To believe an impossible premise, you need to believe the people in it. Too often post-The Happening, that’s hard to do in Shyamalan’s films, including Old. Thankfully, though, it’s just a bug here and not a crippling virus.
In fact, as the core material overcomes Night’s worst impulses, Old conjures a cumulative impact, leading up to one of the most poignant scenes in all of Shyamalan’s films (which is saying something, considering the power of his best work). I was moved.
If you’re waiting for a twist ending, don’t. There isn’t one. Nothing about the very end makes you rethink or recontextualize everything you’ve seen. That said, there’s a substantial J.J. Abrams-style reveal that helps make sense of what’s been going on, even as it (thankfully) keeps the broader metaphysics a mystery.
Not every choice that Shyamalan makes works, but he’s often taking risks when he’s making them.
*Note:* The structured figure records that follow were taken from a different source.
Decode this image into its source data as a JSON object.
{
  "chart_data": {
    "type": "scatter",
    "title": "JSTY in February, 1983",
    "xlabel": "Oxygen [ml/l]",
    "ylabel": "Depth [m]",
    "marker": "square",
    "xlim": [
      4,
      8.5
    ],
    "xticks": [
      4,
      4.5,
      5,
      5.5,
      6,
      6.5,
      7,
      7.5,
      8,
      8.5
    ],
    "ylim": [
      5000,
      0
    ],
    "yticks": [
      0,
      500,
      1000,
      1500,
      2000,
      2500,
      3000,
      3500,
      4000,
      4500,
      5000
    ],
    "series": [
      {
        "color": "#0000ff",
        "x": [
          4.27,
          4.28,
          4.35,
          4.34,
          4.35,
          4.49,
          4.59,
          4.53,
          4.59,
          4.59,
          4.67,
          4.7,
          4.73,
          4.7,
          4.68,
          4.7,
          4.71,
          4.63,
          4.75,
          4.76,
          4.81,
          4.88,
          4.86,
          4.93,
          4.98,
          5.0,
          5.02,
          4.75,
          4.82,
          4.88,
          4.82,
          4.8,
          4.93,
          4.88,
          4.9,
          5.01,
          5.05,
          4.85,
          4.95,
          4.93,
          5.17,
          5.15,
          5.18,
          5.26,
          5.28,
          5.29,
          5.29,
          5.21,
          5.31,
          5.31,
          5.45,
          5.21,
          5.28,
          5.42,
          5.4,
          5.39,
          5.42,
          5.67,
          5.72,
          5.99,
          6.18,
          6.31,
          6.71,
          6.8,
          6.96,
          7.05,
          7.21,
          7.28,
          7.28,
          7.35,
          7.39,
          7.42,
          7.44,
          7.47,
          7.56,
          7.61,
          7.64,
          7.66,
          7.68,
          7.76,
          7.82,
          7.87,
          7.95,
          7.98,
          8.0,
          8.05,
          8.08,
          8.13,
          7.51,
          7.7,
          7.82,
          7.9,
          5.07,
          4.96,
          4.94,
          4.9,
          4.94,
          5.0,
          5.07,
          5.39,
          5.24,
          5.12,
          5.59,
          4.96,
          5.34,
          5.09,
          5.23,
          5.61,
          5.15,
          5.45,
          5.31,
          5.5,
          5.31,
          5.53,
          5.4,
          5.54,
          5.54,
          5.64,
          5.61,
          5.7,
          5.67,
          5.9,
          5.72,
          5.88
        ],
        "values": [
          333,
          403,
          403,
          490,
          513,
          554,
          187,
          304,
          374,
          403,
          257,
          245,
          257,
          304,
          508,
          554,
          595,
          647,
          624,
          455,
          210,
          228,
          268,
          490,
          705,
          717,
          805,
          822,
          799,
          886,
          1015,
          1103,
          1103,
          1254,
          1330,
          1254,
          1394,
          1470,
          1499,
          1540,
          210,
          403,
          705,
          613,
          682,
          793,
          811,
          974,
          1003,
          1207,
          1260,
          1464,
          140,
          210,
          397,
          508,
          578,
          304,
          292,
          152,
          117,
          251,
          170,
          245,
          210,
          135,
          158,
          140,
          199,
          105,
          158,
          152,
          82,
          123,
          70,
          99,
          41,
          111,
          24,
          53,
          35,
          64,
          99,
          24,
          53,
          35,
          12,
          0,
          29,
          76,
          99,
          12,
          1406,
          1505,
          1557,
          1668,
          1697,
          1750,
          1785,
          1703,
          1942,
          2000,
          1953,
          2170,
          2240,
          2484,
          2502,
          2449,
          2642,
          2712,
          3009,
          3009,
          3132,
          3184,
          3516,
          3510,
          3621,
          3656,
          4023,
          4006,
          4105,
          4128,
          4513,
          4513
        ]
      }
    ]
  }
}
Even though the result can be mixed it’s consistently invigorating, an increasingly rare quality in our franchise-laden movie-scape. In an age of studio tentpoles lacking original stories and voices – not to mention a lack of classic cinematic sensibilities – Night’s the guy we want on that wall, that we need on that wall.
His films may not completely satisfy like they once did but, given all the risk-averse IP alternatives, I appreciate M. Night Shyamalan now more than ever.